Marine Corps Emblem In Memoriam
Marine Corps Emblem

 

 

Sgt. Andrew Farrar

(reprinted from the Boston Herald, January 30, 2005)

A `true hero' from Weymouth dies in night raid

A Weymouth Marine who urged school kids to look up to the working people in their lives as heroes was killed Friday when he was electrocuted by a live wire during a night raid in Iraq.

It was Sgt. Andrew K. Farrar Jr.'s 31st birthday, marked at his boyhood home by the arrival of a somber detail of Marines in dress uniform bearing news of his death.

"We believe he's a true hero," said his father, Andrew K. Farrar Sr. "He gave his life for what he thought was the most profound thing he could do for his country."

"He was a strong, handsome, kind young man," said his mother, Claire Farrar. "He was a wonderful son . . . he was a true Marine."

His younger brother Nathan, a teacher at the Abigail Adams Middle School in Weymouth, said school kids corresponded with his brother, who wrote back a long letter telling the kids: "They are lucky to live in the United States. They shouldn't look up to movie stars and people like that. The real heroes are their parents, their teachers, police and firefighters, all the people who work for a living."

Nathan Farrar said, "I worshiped the ground he walked on when we were kids. He was quiet. If you looked in his eyes, there was a passion for life that couldn't be matched."

The 1992 Weymouth High School graduate loved basketball, a pint of Guinness and the Dropkick Murphys. But more than anything, he loved his family - his wife, Melissa, and sons Tyler and Liam - the Marine Corps and his squad of young Marines. He led them through the bitter fighting in Fallujah last fall.

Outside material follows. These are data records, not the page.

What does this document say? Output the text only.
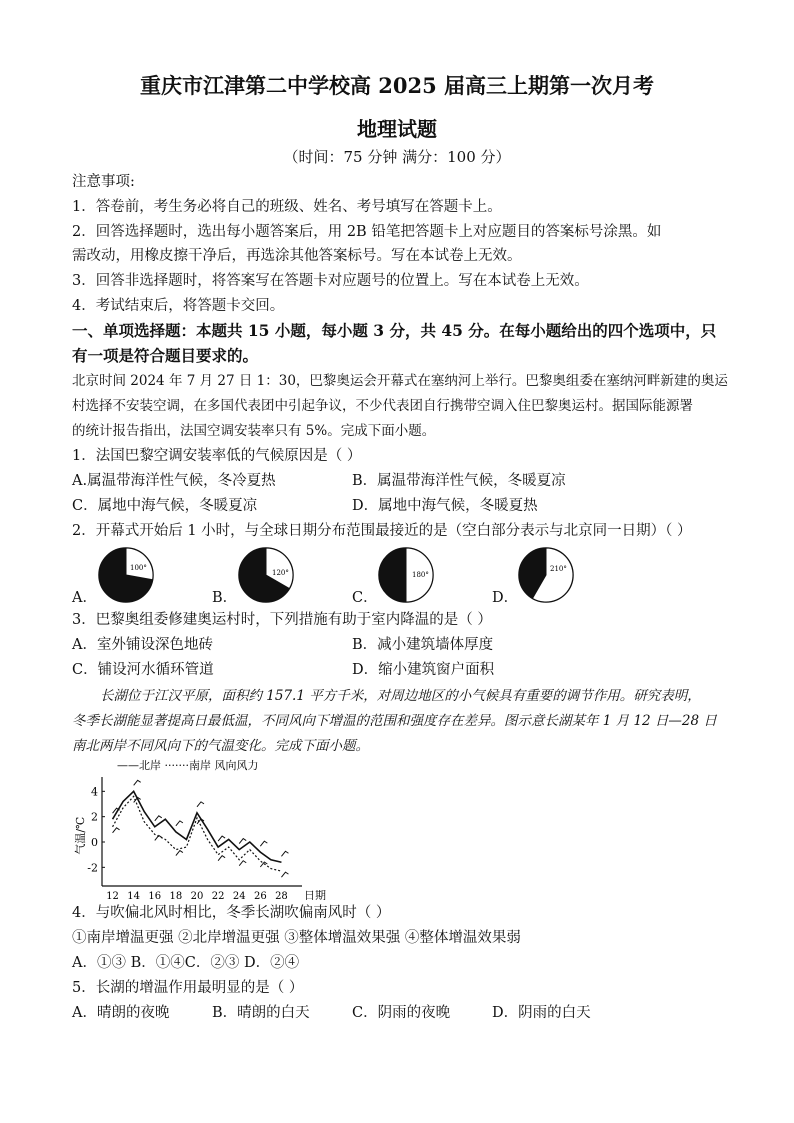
重庆市江津第二中学校高 2025 届高三上期第一次月考
地理试题
（时间：75 分钟 满分：100 分）
注意事项:
1．答卷前，考生务必将自己的班级、姓名、考号填写在答题卡上。
2．回答选择题时，选出每小题答案后，用 2B 铅笔把答题卡上对应题目的答案标号涂黑。如
需改动，用橡皮擦干净后，再选涂其他答案标号。写在本试卷上无效。
3．回答非选择题时，将答案写在答题卡对应题号的位置上。写在本试卷上无效。
4．考试结束后，将答题卡交回。
一、单项选择题：本题共 15 小题，每小题 3 分，共 45 分。在每小题给出的四个选项中，只
有一项是符合题目要求的。
北京时间 2024 年 7 月 27 日 1：30，巴黎奥运会开幕式在塞纳河上举行。巴黎奥组委在塞纳河畔新建的奥运
村选择不安装空调，在多国代表团中引起争议，不少代表团自行携带空调入住巴黎奥运村。据国际能源署
的统计报告指出，法国空调安装率只有 5%。完成下面小题。
1．法国巴黎空调安装率低的气候原因是（ ）
A.属温带海洋性气候，冬冷夏热	B．属温带海洋性气候，冬暖夏凉
C．属地中海气候，冬暖夏凉	D．属地中海气候，冬暖夏热
2．开幕式开始后 1 小时，与全球日期分布范围最接近的是（空白部分表示与北京同一日期）（ ）
A．	B．	C．	D．
100°
120°	180°
210°
3．巴黎奥组委修建奥运村时，下列措施有助于室内降温的是（ ）
A．室外铺设深色地砖	B．减小建筑墙体厚度
C．铺设河水循环管道	D．缩小建筑窗户面积
长湖位于江汉平原，面积约 157.1 平方千米，对周边地区的小气候具有重要的调节作用。研究表明，
冬季长湖能显著提高日最低温，不同风向下增温的范围和强度存在差异。图示意长湖某年 1 月 12 日—28 日
南北两岸不同风向下的气温变化。完成下面小题。
——北岸 ·······南岸 风向风力
气温/℃
4
2
0
-2
12 14 16 18 20 22 24 26 28 日期
4．与吹偏北风时相比，冬季长湖吹偏南风时（ ）
①南岸增温更强 ②北岸增温更强 ③整体增温效果强 ④整体增温效果弱
A．①③ B．①④C．②③ D．②④
5．长湖的增温作用最明显的是（ ）
A．晴朗的夜晚	B．晴朗的白天	C．阴雨的夜晚	D．阴雨的白天
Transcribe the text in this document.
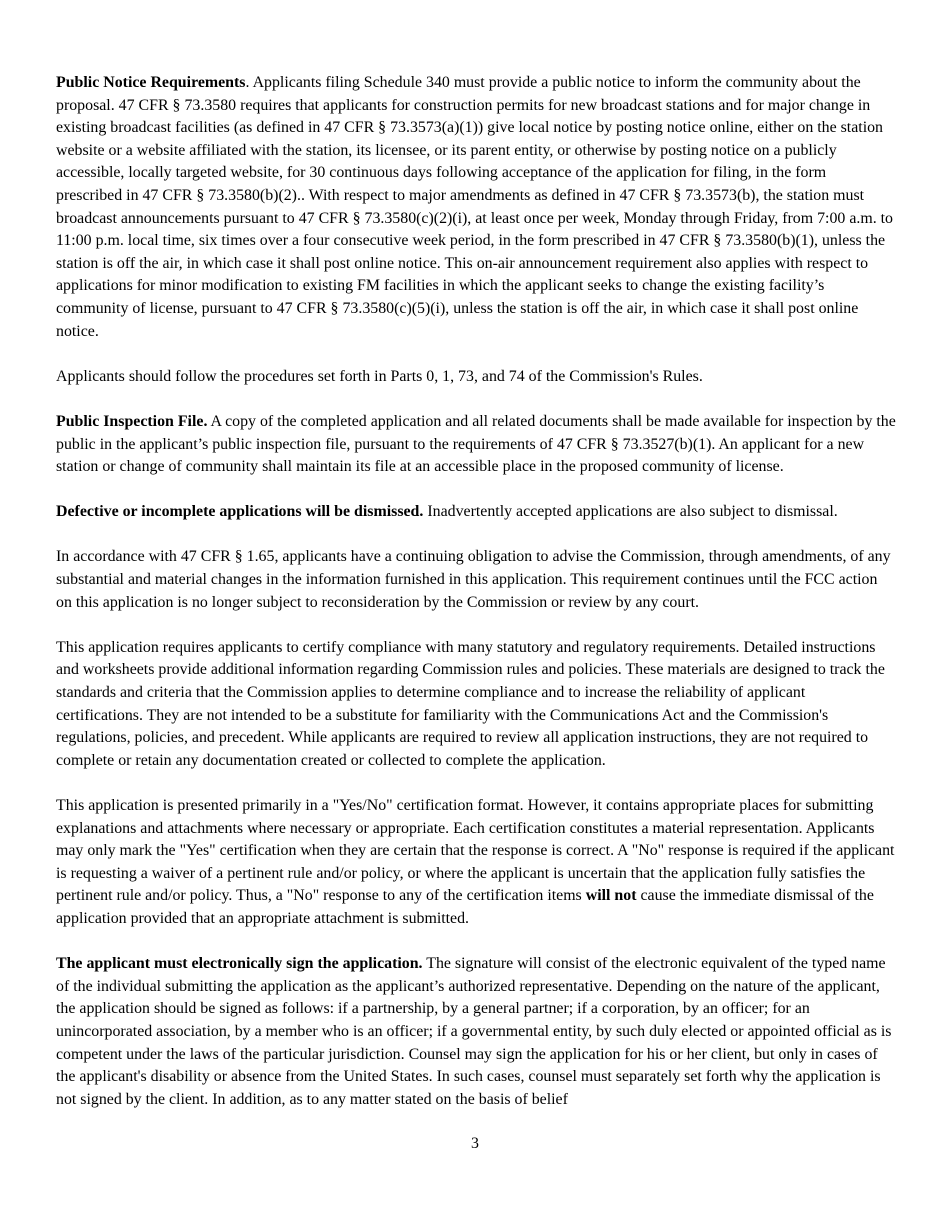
Public Notice Requirements. Applicants filing Schedule 340 must provide a public notice to inform the community about the proposal. 47 CFR § 73.3580 requires that applicants for construction permits for new broadcast stations and for major change in existing broadcast facilities (as defined in 47 CFR § 73.3573(a)(1)) give local notice by posting notice online, either on the station website or a website affiliated with the station, its licensee, or its parent entity, or otherwise by posting notice on a publicly accessible, locally targeted website, for 30 continuous days following acceptance of the application for filing, in the form prescribed in 47 CFR § 73.3580(b)(2).. With respect to major amendments as defined in 47 CFR § 73.3573(b), the station must broadcast announcements pursuant to 47 CFR § 73.3580(c)(2)(i), at least once per week, Monday through Friday, from 7:00 a.m. to 11:00 p.m. local time, six times over a four consecutive week period, in the form prescribed in 47 CFR § 73.3580(b)(1), unless the station is off the air, in which case it shall post online notice. This on-air announcement requirement also applies with respect to applications for minor modification to existing FM facilities in which the applicant seeks to change the existing facility’s community of license, pursuant to 47 CFR § 73.3580(c)(5)(i), unless the station is off the air, in which case it shall post online notice.

Applicants should follow the procedures set forth in Parts 0, 1, 73, and 74 of the Commission's Rules.

Public Inspection File. A copy of the completed application and all related documents shall be made available for inspection by the public in the applicant’s public inspection file, pursuant to the requirements of 47 CFR § 73.3527(b)(1). An applicant for a new station or change of community shall maintain its file at an accessible place in the proposed community of license.

Defective or incomplete applications will be dismissed. Inadvertently accepted applications are also subject to dismissal.

In accordance with 47 CFR § 1.65, applicants have a continuing obligation to advise the Commission, through amendments, of any substantial and material changes in the information furnished in this application. This requirement continues until the FCC action on this application is no longer subject to reconsideration by the Commission or review by any court.

This application requires applicants to certify compliance with many statutory and regulatory requirements. Detailed instructions and worksheets provide additional information regarding Commission rules and policies. These materials are designed to track the standards and criteria that the Commission applies to determine compliance and to increase the reliability of applicant certifications. They are not intended to be a substitute for familiarity with the Communications Act and the Commission's regulations, policies, and precedent. While applicants are required to review all application instructions, they are not required to complete or retain any documentation created or collected to complete the application.

This application is presented primarily in a "Yes/No" certification format. However, it contains appropriate places for submitting explanations and attachments where necessary or appropriate. Each certification constitutes a material representation. Applicants may only mark the "Yes" certification when they are certain that the response is correct. A "No" response is required if the applicant is requesting a waiver of a pertinent rule and/or policy, or where the applicant is uncertain that the application fully satisfies the pertinent rule and/or policy. Thus, a "No" response to any of the certification items will not cause the immediate dismissal of the application provided that an appropriate attachment is submitted.

The applicant must electronically sign the application. The signature will consist of the electronic equivalent of the typed name of the individual submitting the application as the applicant’s authorized representative. Depending on the nature of the applicant, the application should be signed as follows: if a partnership, by a general partner; if a corporation, by an officer; for an unincorporated association, by a member who is an officer; if a governmental entity, by such duly elected or appointed official as is competent under the laws of the particular jurisdiction. Counsel may sign the application for his or her client, but only in cases of the applicant's disability or absence from the United States. In such cases, counsel must separately set forth why the application is not signed by the client. In addition, as to any matter stated on the basis of belief

3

"He wrote letters home saying it was the kind of thing you didn't talk about. It was something he wanted to leave there," his brother Jason said. "He said he did this kind of thing so people here could wake up in the morning and have their pancakes."

Caption: `A PASSION FOR LIFE': Marine Sgt. Andrew K. Farrar Jr. of Weymouth, above in 1999 with his wife, Melissa, died Friday on duty in Iraq. It was his 31st birthday.